What's more, I have said we need better science on the issue - and must pay for it. That's why I enlisted the governors of Maryland and Delaware to share with me the cost of supporting $125,000 in new research on the horseshoe crab. Our goal is to obtain better information on which to base a sustainable fishery and to make sure there are enough crabs left over for the animals that also depend on them.

What lessons can we learn from these examples? One is that the real world application of the precautionary approach is not what some would like it to be. The absence of certainty is not an excuse to do nothing. In the case of Pfiesteria, the protection of public health could not wait for conclusive results. Although economic damage had to be considered when deciding the horseshoe crab issue, it was not the deciding factor. In the case of dredging, we can't afford to shut down our ports to wait for scientific certainty.

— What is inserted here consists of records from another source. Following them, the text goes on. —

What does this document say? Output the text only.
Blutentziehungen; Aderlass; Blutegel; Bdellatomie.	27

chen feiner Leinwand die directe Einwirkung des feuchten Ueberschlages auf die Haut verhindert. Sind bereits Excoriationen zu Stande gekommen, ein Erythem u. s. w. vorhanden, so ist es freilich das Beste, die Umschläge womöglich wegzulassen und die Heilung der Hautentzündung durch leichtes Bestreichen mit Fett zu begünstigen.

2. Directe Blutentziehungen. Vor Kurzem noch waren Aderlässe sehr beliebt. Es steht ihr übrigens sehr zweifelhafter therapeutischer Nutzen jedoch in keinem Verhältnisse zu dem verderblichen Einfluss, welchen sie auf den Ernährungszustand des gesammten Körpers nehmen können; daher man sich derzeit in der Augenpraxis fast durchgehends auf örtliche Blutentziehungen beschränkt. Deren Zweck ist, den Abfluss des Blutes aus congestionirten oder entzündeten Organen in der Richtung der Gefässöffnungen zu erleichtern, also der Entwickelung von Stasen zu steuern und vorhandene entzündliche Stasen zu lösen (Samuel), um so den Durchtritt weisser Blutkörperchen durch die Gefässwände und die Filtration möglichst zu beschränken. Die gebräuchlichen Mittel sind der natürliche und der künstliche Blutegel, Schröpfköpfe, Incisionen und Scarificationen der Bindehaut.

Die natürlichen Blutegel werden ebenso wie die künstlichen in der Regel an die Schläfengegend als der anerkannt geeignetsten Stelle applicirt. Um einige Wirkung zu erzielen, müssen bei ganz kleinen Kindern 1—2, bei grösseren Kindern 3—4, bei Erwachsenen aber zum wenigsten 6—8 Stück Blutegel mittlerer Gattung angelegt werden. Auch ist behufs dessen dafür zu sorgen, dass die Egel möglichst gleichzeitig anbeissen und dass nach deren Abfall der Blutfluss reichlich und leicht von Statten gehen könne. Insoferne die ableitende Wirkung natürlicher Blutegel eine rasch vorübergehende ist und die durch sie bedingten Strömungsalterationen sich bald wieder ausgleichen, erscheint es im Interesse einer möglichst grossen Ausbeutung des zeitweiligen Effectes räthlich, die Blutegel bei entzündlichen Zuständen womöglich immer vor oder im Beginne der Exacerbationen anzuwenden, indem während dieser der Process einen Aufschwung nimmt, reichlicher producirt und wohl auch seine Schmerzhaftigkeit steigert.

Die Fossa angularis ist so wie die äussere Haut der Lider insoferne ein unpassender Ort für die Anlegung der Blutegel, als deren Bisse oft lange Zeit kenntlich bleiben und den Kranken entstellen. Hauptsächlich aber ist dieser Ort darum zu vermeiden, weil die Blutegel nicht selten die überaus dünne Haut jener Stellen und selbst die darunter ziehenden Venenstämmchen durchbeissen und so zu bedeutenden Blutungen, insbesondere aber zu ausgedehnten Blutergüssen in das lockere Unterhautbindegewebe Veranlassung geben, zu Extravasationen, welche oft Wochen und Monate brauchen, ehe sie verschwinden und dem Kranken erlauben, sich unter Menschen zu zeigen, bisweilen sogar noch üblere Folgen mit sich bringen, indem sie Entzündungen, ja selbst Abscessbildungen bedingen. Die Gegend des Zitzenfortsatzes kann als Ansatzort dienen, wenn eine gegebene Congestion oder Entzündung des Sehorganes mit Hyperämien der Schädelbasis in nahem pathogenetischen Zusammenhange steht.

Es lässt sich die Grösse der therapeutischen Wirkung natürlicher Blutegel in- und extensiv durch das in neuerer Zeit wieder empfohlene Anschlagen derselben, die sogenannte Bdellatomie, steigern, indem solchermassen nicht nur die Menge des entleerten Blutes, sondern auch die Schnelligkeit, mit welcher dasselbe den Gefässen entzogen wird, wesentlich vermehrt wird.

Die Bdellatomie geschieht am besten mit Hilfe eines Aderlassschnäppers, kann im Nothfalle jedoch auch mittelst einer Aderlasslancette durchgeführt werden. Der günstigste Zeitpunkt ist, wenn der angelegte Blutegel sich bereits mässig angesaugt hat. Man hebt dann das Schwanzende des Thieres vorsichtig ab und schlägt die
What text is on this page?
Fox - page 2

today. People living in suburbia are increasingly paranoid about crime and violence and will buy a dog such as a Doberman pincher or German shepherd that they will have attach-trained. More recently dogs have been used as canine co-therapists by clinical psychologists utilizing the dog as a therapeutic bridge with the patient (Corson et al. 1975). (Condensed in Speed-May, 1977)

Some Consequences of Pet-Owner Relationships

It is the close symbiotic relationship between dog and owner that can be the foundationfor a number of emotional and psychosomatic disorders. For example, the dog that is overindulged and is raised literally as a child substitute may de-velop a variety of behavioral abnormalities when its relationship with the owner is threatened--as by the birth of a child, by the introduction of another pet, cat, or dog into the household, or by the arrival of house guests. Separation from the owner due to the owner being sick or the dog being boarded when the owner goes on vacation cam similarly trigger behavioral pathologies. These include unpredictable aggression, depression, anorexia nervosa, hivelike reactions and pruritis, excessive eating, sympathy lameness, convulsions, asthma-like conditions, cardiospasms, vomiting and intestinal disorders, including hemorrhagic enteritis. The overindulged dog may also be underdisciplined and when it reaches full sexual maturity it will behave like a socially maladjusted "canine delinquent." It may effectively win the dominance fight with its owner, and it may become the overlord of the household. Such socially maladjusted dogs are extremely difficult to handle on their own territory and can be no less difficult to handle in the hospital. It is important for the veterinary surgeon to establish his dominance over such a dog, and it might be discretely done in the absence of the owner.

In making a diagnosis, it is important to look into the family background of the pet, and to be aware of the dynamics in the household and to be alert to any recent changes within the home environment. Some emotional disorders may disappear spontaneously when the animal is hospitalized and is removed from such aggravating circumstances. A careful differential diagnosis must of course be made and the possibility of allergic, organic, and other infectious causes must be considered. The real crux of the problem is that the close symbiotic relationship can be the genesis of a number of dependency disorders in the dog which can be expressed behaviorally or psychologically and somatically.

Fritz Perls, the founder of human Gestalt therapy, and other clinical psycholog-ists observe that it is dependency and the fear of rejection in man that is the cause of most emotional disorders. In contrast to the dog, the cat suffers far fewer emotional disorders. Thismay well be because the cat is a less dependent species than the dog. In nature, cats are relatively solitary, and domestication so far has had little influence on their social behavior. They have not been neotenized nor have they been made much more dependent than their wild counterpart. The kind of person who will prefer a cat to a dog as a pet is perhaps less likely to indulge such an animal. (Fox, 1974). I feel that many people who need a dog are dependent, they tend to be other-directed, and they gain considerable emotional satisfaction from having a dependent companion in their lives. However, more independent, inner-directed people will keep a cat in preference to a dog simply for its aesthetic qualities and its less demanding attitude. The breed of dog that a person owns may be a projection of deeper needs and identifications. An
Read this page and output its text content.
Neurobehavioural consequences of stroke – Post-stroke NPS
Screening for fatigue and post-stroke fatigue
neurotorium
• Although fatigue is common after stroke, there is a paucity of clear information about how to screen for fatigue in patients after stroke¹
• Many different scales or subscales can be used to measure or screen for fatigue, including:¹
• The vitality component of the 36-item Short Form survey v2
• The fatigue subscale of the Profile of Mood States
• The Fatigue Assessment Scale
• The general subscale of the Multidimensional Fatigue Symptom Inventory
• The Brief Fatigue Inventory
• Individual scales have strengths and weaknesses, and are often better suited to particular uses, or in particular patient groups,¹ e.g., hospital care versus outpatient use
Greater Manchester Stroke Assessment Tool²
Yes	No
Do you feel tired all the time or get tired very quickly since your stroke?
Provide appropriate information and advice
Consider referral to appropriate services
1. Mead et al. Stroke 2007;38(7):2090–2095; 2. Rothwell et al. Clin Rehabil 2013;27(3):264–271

A second lesson is that we should build in a margin of safety based on the level of uncertainty surrounding our information. We must account for the damage that might be caused by miscalculating.

Regarding Pfiesteria, further investigation showed a very small risk of contaminated seafood - but no one knew that when the decision had to be made. When the horseshoe crab population crashed in the 1940s, it was decades before it came back even in the near-absence of fishing pressure. What's more, we now understand how shorebirds depend on these crabs, which adds another factor urging caution.

Last, we must realize that science and public policy proceed at fundamentally different time lines. If we want good science, we cannot rush it. (Indeed, that's why my state is developing a coastal research agenda to identify short- and long-term research needs.) However, environmental policy should always be based on the soundest information available at the time. If we keep these factors in mind as we face the challenges of this new century, I believe we will emerge with a much more effective, sustainable environmental policy.

The good news for science is that people increasingly recognize a healthy environment is inseparable from economic well-being and quality of life. However, the demands on our natural resources are also increasing. We need good science more than ever so we can use and sustain natural resources while maintaining the public trust and the integrity of our world's ecosystem.

To do that will require a partnership. We who make policy need to give you the tools, especially funding, to do your job, and we need to let you know clearly and early about emerging research needs. And, as I've said before, you must help policymakers sort through all the scientific uncertainties and all the demands on our environment to prioritize the information we do have at any given time. In New Jersey, our partnership is growing. I hope it's a partnership that grows stronger by the year.

Thank you, and keep up the good work.